Photo by The-Autism-Mom
One of the biggest challenges for CafeMoms of tweens and teens is how to get their child to talk. Moms know that a good way to connect and bond is finding something they both have in common, but ... um, not easy. We're talking tweens here.
But one mom has found a way -- through video games.
It's not every mom's way, but it has worked for delibcreate, mom of 10 year old David and a gamer herself before her son came along. "If you can't beat em, join em," is her philosophy.
I talked to delibcreate about why she feels the benefits of video games far outweigh the negatives, and how playing games with her son has strengthened their relationship:
When did your son get his first game system?
When he was 6 or 7. He's played plenty of computer games (PC) as well, some of them educational as I home-schooled him for awhile. David will play on anything, often asking for our cell phones to play on if he forgot to bring the DS or a book when we're out. We play non-electronic games as well, often taking cards, dice or traveling type games to restaurants for our evening time together or spread out on the floor.
What's a typical playing session together like?
I distinctly remember the discovery process in learning how to play together. David would play so much that he would get really good at his favorite games. He's partial to racing and obstacle type games, and there was no way to beat him. It would be frustrating to play because I just couldn't keep up, and it gets hard after awhile, when my eyes and reflexes just don't work as well as his. So we would argue and he'd take over the controller all the time -- but if I refused to play he'd beg after awhile just to have someone to play with. The best times we had with those games were when I could really just get over the win or lose issue and just enjoy being with him -- easier said than done!
How often do you play together?
Usually once a week or so, but now not as often, which saddens me. My son is totally into a game on the PC that has an interactive interface with other players who are online, so he doesn't require me so much.
We have all really been wanting a Wii. I think they have a selection of games and activities that could be fun for all of us to play together. He has enjoyed some of the sports games when he has played at friend's home. That might be on our Christmas wish list if it's in the budget this year.
What are the benefits to playing -- and enjoying! -- video games with your kids?
This is an electronic world we live in, and with an only child who hasn't always had great social skills, the lure of electronics is too strong to fight with sometimes. The most important thing to me is that we continue to interact over whatever it is he is into. Media of all sorts gives us fodder for discussion -- about values, ideas, social expectations, language usage, culture. We love Anime movies, which lead to lots of interest in Japan and Japanese culture. He sometimes experiences inappropriate language on the online game chats he sees. That gives us the opportunity to talk about what's polite to say and not, and why the words are considered "bad."

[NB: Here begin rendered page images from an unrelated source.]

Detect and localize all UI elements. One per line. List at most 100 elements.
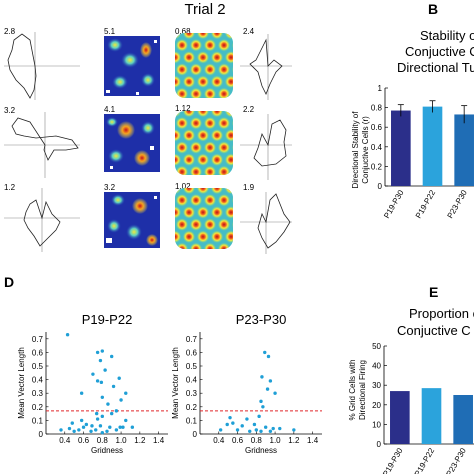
data-point: [100, 349, 105, 353]
panel-letter-b: B: [428, 1, 438, 17]
autocorr-peak: [210, 230, 224, 244]
data-point: [265, 387, 270, 391]
y-tick-label: 0.1: [32, 416, 44, 425]
autocorr-peak: [189, 165, 203, 175]
scatter-title: P19-P22: [82, 312, 133, 327]
autocorr-peak: [210, 75, 224, 89]
data-point: [268, 379, 273, 383]
y-tick-label: 40: [372, 362, 381, 371]
autocorr-peak: [239, 230, 252, 243]
autocorr-peak: [246, 63, 259, 76]
autocorr-peak: [203, 242, 217, 249]
autocorrelogram-row3: 1.02: [162, 169, 259, 268]
autocorr-peak: [210, 188, 224, 195]
autocorr-peak: [217, 63, 231, 77]
gridness-value: 1.12: [175, 104, 191, 113]
rate-map-row2: 4.1: [104, 105, 160, 172]
autocorr-peak: [210, 205, 224, 219]
data-point: [99, 380, 104, 385]
y-tick-label: 0.4: [32, 376, 44, 385]
data-point: [248, 429, 252, 433]
autocorr-peak: [231, 141, 233, 155]
data-point: [231, 421, 235, 425]
autocorr-peak: [175, 33, 182, 40]
bar-chart-stability: 0 0.2 0.4 0.6 0.8 1 P19-P30 P19-P22 P23-P30: [371, 84, 474, 220]
data-point: [261, 405, 265, 409]
data-point: [95, 350, 100, 355]
autocorr-peak: [210, 50, 224, 64]
x-tick-label: 0.4: [59, 436, 71, 445]
data-point: [124, 418, 128, 423]
autocorr-peak: [231, 218, 233, 232]
data-point: [72, 429, 76, 433]
autocorr-peak: [232, 169, 245, 182]
y-tick-label: 0.3: [32, 389, 44, 398]
autocorr-peak: [196, 205, 210, 219]
autocorr-peak: [189, 116, 203, 130]
data-point: [130, 425, 135, 429]
autocorr-peak: [203, 63, 217, 77]
data-point: [98, 358, 103, 363]
autocorrelogram-row2: 1.12: [175, 104, 233, 175]
x-tick-label: 1.2: [288, 436, 300, 445]
autocorr-peak: [225, 255, 238, 268]
y-tick-label: 0.7: [32, 335, 44, 344]
category-label: P19-P30: [381, 446, 405, 474]
data-point: [263, 350, 267, 355]
autocorr-peak: [224, 75, 233, 89]
autocorr-peak: [203, 87, 217, 98]
autocorr-peak: [224, 33, 233, 40]
autocorr-peak: [246, 14, 259, 27]
x-tick-label: 1.0: [270, 436, 282, 445]
panel-letter-e: E: [429, 284, 438, 300]
autocorr-peak: [231, 193, 233, 207]
data-point: [94, 428, 98, 432]
data-point: [271, 426, 275, 431]
panel-letter-d: D: [4, 274, 14, 290]
data-point: [100, 395, 105, 399]
autocorr-peak: [210, 33, 224, 40]
panel-b-title: Stability o Conjuctive C Directional Tu: [397, 28, 474, 75]
panel-b-ylabel-line2: Conjuctive Cells (r): [361, 116, 370, 184]
y-axis-label: Mean Vector Length: [171, 347, 180, 419]
data-point: [106, 402, 110, 406]
bar-chart-proportion: 0 10 20 30 40 50 P19-P30 P19-P22 P23-P30: [372, 342, 474, 474]
polar-plot-right-row3: 1.9: [240, 183, 292, 254]
data-point: [218, 428, 223, 432]
rate-map-peak-value: 4.1: [104, 105, 116, 114]
autocorr-peak: [217, 116, 231, 130]
autocorr-peak: [182, 205, 196, 219]
category-label: P19-P22: [414, 188, 438, 220]
autocorr-peak: [232, 14, 245, 27]
autocorr-peak: [196, 111, 210, 118]
y-tick-label: 1: [378, 84, 383, 93]
data-point: [117, 376, 121, 380]
rate-map-row3: 3.2: [104, 183, 160, 248]
autocorr-peak: [203, 116, 217, 130]
y-tick-label: 0: [378, 182, 383, 191]
y-tick-label: 0.4: [186, 376, 198, 385]
data-point: [268, 429, 273, 433]
polar-plot-right-row2: 2.2: [240, 105, 292, 180]
autocorr-peak: [224, 50, 233, 64]
autocorr-peak: [175, 38, 189, 52]
autocorr-peak: [217, 38, 231, 52]
autocorr-peak: [203, 165, 217, 175]
autocorr-peak: [224, 205, 233, 219]
category-label: P23-P30: [446, 188, 470, 220]
y-tick-label: 10: [372, 420, 381, 429]
autocorr-peak: [197, 100, 210, 113]
autocorr-peak: [189, 193, 203, 207]
rate-map-row1: 5.1: [104, 27, 160, 96]
panel-b-ylabel-line1: Directional Stability of: [351, 111, 360, 189]
data-point: [100, 430, 105, 435]
autocorr-peak: [246, 242, 259, 255]
autocorr-peak: [162, 14, 175, 27]
autocorr-peak: [203, 218, 217, 232]
autocorr-peak: [196, 33, 210, 40]
bar: [454, 114, 474, 186]
y-tick-label: 0.6: [186, 348, 198, 357]
data-point: [98, 424, 103, 428]
autocorr-peak: [162, 169, 175, 182]
data-point: [105, 429, 109, 433]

Of course the ability to talk about these things in this way has only come about as he has matured and can understand more subtleties. When we play games together that involve sharing a controller, responsibilities in the game, or dealing with winning or loosing, we get to talk about all that stuff. Sometimes we laugh, sometimes we fight. But in my mind the important thing is we're interacting.
Do you play video games with your tween or teen? Does it help you to connect and talk about things you wouldn't ordinarily?